Correspondante de guerre depuis son balcon

Un reportage transmis par mon envoyée spéciale sous son parasol

"Mardi six août, quinze heures. Confortablement installée sur mon balcon et bien à l'abri sous un parasol qui me protège du soleil caniculaire, je sirote une boisson fraîche. Enfin un peu de calme après l'activité incessante des pelleteuses du chantier voisin. Une accalmie de courte durée soudain déchirée par le rugissement assourdissant d'un hélicoptère au profil menaçant qui se dirige vers moi.  

 © D.lem, envoyée spéciale sur son balcon © D.lem, envoyée spéciale sur son balcon

Le vrombissement du rotor, les pales qui brassent l'air chaud et surtout  la porte ouverte laissant deviner des armes automatiques ... la panique me gagne. Par chance, l'engin change de direction et effectue un vol stationnaire au dessus du bâtiment voisin.
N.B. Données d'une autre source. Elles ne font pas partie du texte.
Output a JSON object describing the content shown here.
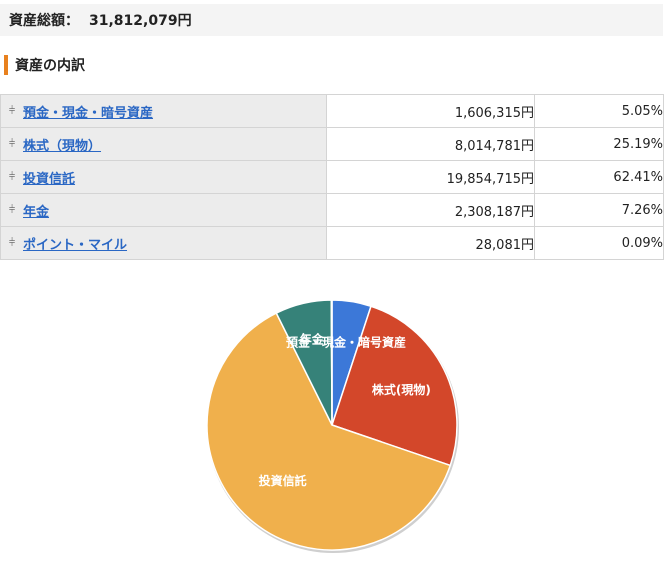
{
  "summary": {
    "total_label": "資産総額：",
    "total_value": "31,812,079円"
  },
  "section": {
    "title": "資産の内訳"
  },
  "table": {
    "rows": [
      {
        "category": "預金・現金・暗号資産",
        "amount": "1,606,315円",
        "percent": "5.05%"
      },
      {
        "category": "株式（現物）",
        "amount": "8,014,781円",
        "percent": "25.19%"
      },
      {
        "category": "投資信託",
        "amount": "19,854,715円",
        "percent": "62.41%"
      },
      {
        "category": "年金",
        "amount": "2,308,187円",
        "percent": "7.26%"
      },
      {
        "category": "ポイント・マイル",
        "amount": "28,081円",
        "percent": "0.09%"
      }
    ]
  },
  "icons": {
    "row_toggle": "chevron-double-down-icon"
  },
  "colors": {
    "accent": "#e8811e",
    "link": "#2a67c4"
  },
  "chart_data": {
    "type": "pie",
    "categories": [
      "預金・現金・暗号資産",
      "株式(現物)",
      "投資信託",
      "年金",
      "ポイント・マイル"
    ],
    "values": [
      5.05,
      25.19,
      62.41,
      7.26,
      0.09
    ],
    "colors": [
      "#3c78d8",
      "#d3472a",
      "#f0b04c",
      "#368279",
      "#6a9e3d"
    ],
    "slice_labels": [
      "預金・現金・暗号資産",
      "株式(現物)",
      "投資信託",
      "年金",
      ""
    ]
  }
}
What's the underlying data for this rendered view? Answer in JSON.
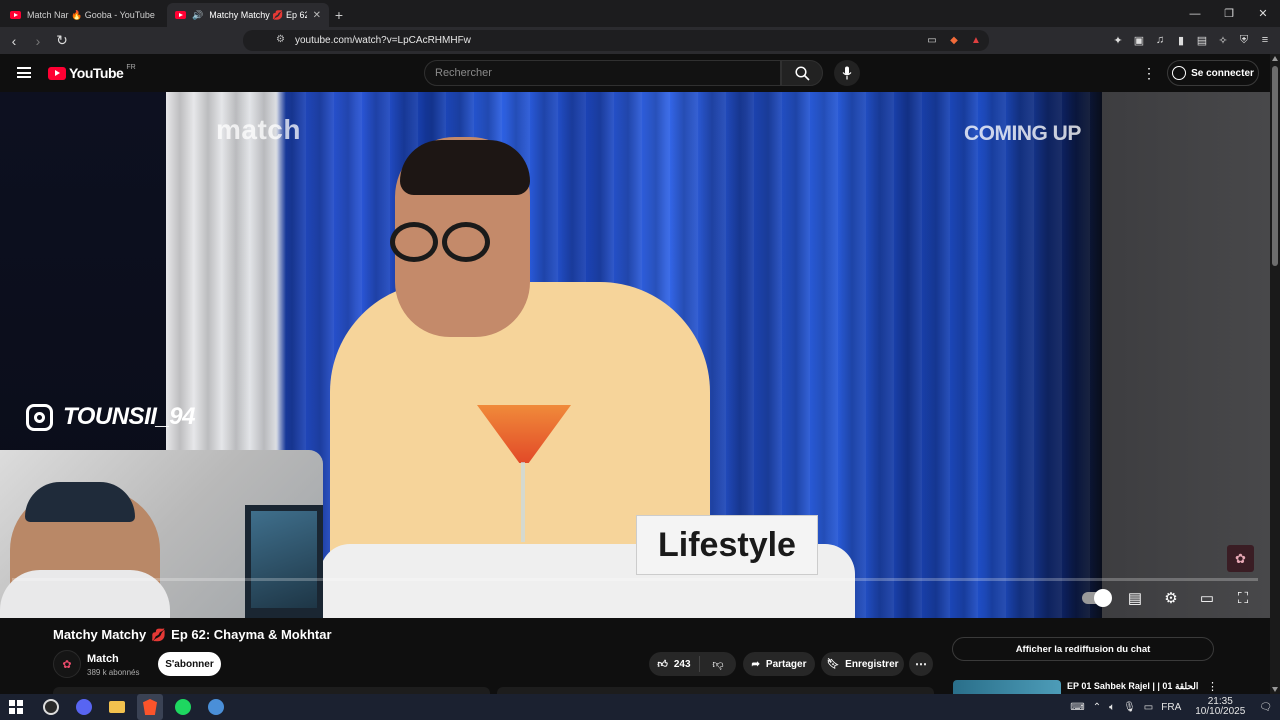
{
  "browser": {
    "tabs": [
      {
        "title": "Match Nar 🔥 Gooba - YouTube",
        "active": false
      },
      {
        "title": "Matchy Matchy 💋 Ep 62: Chayma & Mokhtar",
        "active": true
      }
    ],
    "new_tab": "+",
    "url": "youtube.com/watch?v=LpCAcRHMHFw",
    "window_controls": {
      "minimize": "—",
      "restore": "❐",
      "close": "✕"
    }
  },
  "youtube": {
    "logo_text": "YouTube",
    "region": "FR",
    "search": {
      "placeholder": "Rechercher",
      "value": ""
    },
    "signin_label": "Se connecter"
  },
  "video": {
    "overlays": {
      "brand": "match",
      "coming_up": "COMING UP",
      "instagram_handle": "TOUNSII_94",
      "name_card": "Lifestyle"
    },
    "progress_fraction": 0.0
  },
  "meta": {
    "title_prefix": "Matchy Matchy",
    "title_icon": "💋",
    "title_suffix": "Ep 62: Chayma & Mokhtar",
    "channel": {
      "name": "Match",
      "subscribers": "389 k abonnés"
    },
    "subscribe_label": "S'abonner",
    "likes": "243",
    "share_label": "Partager",
    "save_label": "Enregistrer",
    "more_label": "⋯"
  },
  "sidebar": {
    "chat_replay_label": "Afficher la rediffusion du chat",
    "recommendations": [
      {
        "title": "EP 01 Sahbek Rajel | | 01 الحلقة"
      }
    ]
  },
  "taskbar": {
    "language": "FRA",
    "time": "21:35",
    "date": "10/10/2025"
  },
  "colors": {
    "youtube_red": "#ff0033",
    "page_bg": "#0f0f0f",
    "pill_bg": "#272727"
  }
}
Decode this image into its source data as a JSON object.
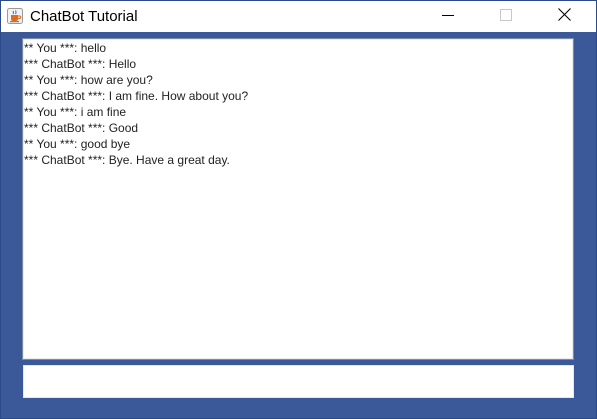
{
  "window": {
    "title": "ChatBot Tutorial",
    "icon": "java-coffee-cup-icon"
  },
  "controls": {
    "minimize_icon": "minimize-icon",
    "maximize_icon": "maximize-icon",
    "close_icon": "close-icon"
  },
  "chat": {
    "lines": [
      "** You ***: hello",
      "*** ChatBot ***: Hello",
      "** You ***: how are you?",
      "*** ChatBot ***: I am fine. How about you?",
      "** You ***: i am fine",
      "*** ChatBot ***: Good",
      "** You ***: good bye",
      "*** ChatBot ***: Bye. Have a great day."
    ]
  },
  "input": {
    "value": ""
  },
  "colors": {
    "background": "#3b5998",
    "titlebar": "#ffffff"
  }
}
Soulagement, Je ne suis donc pas la cible, personne ne m'a dénoncé comme déviante ou comme terroriste potentielle.  

En revanche, sur la terrasse de l'immeuble, des "gilets jaunes" devisent, insouciants des risques encourus et me revient en mémoire la menace d'intervention de la troupe proférée par un ministre, au printemps dernier. L'assaut de cet hélicoptère est-il une manoeuvre à la Grouchy ou cette menace est-elle réellement mise à exécution ?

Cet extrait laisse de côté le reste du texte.